2. Waist Crusaders. You've been on a crusade against cardio way before you made your fake resolutions. What better excuse to be sedentary than a snow day? You can't go for a run and if you're childless and stick-in-the-muddish like me, you have no reason to get your heart rate up via sledding. And unless you're like my friend Dr. Homer (or Doc B as I call him) who has a Bally's Total Fitness in his basement, you can't drive to the gym and exercise. You might as well lounge around in the comfort of your home, eating all the comfort and guilt inducing foods you can swallow, without the guilt. Guilt comes with sunshine and Biggest Loser episodes (which was the night before) and you'll see neither of them today.
1. Time Appreciation. A snow day is a perfect time to clean your home from top to bottom, catch up on some school work, finish writing that brief, organize your office space, do your taxes, whatever. You have a whole day to do, "so many activities!" (Un)fortunately you've invested your time doing numbers 5 through 2. Now the day is gone, the sun will come out tomorrow and you'll feel guilty and upset that you did none of the responsible things you could have today. You'll have to do double time at the gym, you'll go back to bi-weekly sex and avoiding your partner, your cupboards will be bare so you'll have to make another trek to the store, and you'll be so damn stressed out that Happify is in your near future. Enjoy your snow day!

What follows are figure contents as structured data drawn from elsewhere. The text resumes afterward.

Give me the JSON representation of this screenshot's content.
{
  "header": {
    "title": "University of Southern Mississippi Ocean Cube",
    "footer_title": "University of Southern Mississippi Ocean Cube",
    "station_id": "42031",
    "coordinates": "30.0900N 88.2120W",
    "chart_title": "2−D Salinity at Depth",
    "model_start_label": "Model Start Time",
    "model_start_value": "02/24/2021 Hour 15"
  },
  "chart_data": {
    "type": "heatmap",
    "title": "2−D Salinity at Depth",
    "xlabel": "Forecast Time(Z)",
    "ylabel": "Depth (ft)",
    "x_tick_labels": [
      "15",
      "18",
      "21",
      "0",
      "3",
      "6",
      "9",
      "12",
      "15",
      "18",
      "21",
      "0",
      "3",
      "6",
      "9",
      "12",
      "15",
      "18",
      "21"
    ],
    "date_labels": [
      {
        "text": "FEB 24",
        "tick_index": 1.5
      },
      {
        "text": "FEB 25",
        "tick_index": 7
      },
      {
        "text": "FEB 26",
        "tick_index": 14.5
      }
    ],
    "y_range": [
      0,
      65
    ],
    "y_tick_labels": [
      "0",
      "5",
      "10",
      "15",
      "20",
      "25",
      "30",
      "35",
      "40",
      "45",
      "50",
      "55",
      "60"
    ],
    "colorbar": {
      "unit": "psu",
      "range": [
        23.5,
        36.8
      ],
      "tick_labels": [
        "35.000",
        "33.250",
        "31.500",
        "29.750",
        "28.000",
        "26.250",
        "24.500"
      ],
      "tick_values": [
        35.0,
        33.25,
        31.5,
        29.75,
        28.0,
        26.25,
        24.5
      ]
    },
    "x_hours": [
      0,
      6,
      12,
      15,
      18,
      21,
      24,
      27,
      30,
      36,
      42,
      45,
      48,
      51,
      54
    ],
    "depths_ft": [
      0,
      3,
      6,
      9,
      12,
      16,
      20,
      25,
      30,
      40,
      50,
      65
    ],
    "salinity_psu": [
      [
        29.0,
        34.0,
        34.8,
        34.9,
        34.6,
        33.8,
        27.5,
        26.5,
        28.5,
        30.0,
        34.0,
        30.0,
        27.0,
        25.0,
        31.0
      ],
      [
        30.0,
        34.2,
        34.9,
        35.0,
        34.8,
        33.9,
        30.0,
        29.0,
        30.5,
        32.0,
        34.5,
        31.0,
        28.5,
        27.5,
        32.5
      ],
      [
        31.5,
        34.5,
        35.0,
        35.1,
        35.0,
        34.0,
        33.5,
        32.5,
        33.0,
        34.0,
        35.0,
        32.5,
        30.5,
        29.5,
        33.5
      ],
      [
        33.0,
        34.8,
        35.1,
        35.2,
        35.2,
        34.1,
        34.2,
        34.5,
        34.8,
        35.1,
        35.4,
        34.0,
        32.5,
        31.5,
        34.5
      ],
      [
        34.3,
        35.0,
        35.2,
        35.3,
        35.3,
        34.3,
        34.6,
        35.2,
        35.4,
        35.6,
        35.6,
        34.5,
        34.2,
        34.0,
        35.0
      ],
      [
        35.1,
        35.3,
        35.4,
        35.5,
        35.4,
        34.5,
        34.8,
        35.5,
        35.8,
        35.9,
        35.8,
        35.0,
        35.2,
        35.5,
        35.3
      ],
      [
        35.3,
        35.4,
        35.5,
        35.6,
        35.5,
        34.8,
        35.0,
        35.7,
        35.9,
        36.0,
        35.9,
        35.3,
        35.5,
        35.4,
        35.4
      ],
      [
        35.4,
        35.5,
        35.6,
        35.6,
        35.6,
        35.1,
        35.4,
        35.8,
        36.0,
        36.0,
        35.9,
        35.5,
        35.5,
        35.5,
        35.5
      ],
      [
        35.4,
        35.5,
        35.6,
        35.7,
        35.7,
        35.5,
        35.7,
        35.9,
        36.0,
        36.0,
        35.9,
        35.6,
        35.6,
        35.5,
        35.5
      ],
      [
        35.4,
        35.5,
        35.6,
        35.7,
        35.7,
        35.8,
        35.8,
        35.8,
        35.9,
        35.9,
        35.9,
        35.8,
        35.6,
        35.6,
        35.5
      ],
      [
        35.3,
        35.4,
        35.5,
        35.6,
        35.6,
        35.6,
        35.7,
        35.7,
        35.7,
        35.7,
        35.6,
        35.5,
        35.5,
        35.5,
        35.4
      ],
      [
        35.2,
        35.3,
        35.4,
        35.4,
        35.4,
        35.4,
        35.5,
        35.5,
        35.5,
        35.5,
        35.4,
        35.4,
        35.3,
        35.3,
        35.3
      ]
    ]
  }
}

Bonus: WeCare, Daycare. From what I'm told child care is expensive. So much so that sometimes you ask yourself, "should child care be this expensive?!" That is until one snow day with lil Jim, Baby James, pre-teen Paul, and Tyrone. And let's not forget cutesy Caitlyn, colorful Christina, precious Penelope, and boisterous Brianna. Oh yeah! You can't wait to send their funky lil asses back to day care,or school. Your house is louder than a bomb and your walls lovingly have "Picasso was here" or "Tame One" painted on them. There's only so much Dora, Diego, and Wow-Wow Wubbzy you can take before you start having criminal thoughts. You don't want to kill your kids, and blaming their kidnapping on black men is so passé. Nah, you have to weather this storm such as it is and when you pay your child care provider or see the bus driver, I'm sure you'll give them a big ol hug and a fat tip. No Happify for you, that's what Teachers, coaches and daycare are for. Bring on the guilt and the sunshine of tommorrah! You hear that Cinque? Fweedom is calling your name!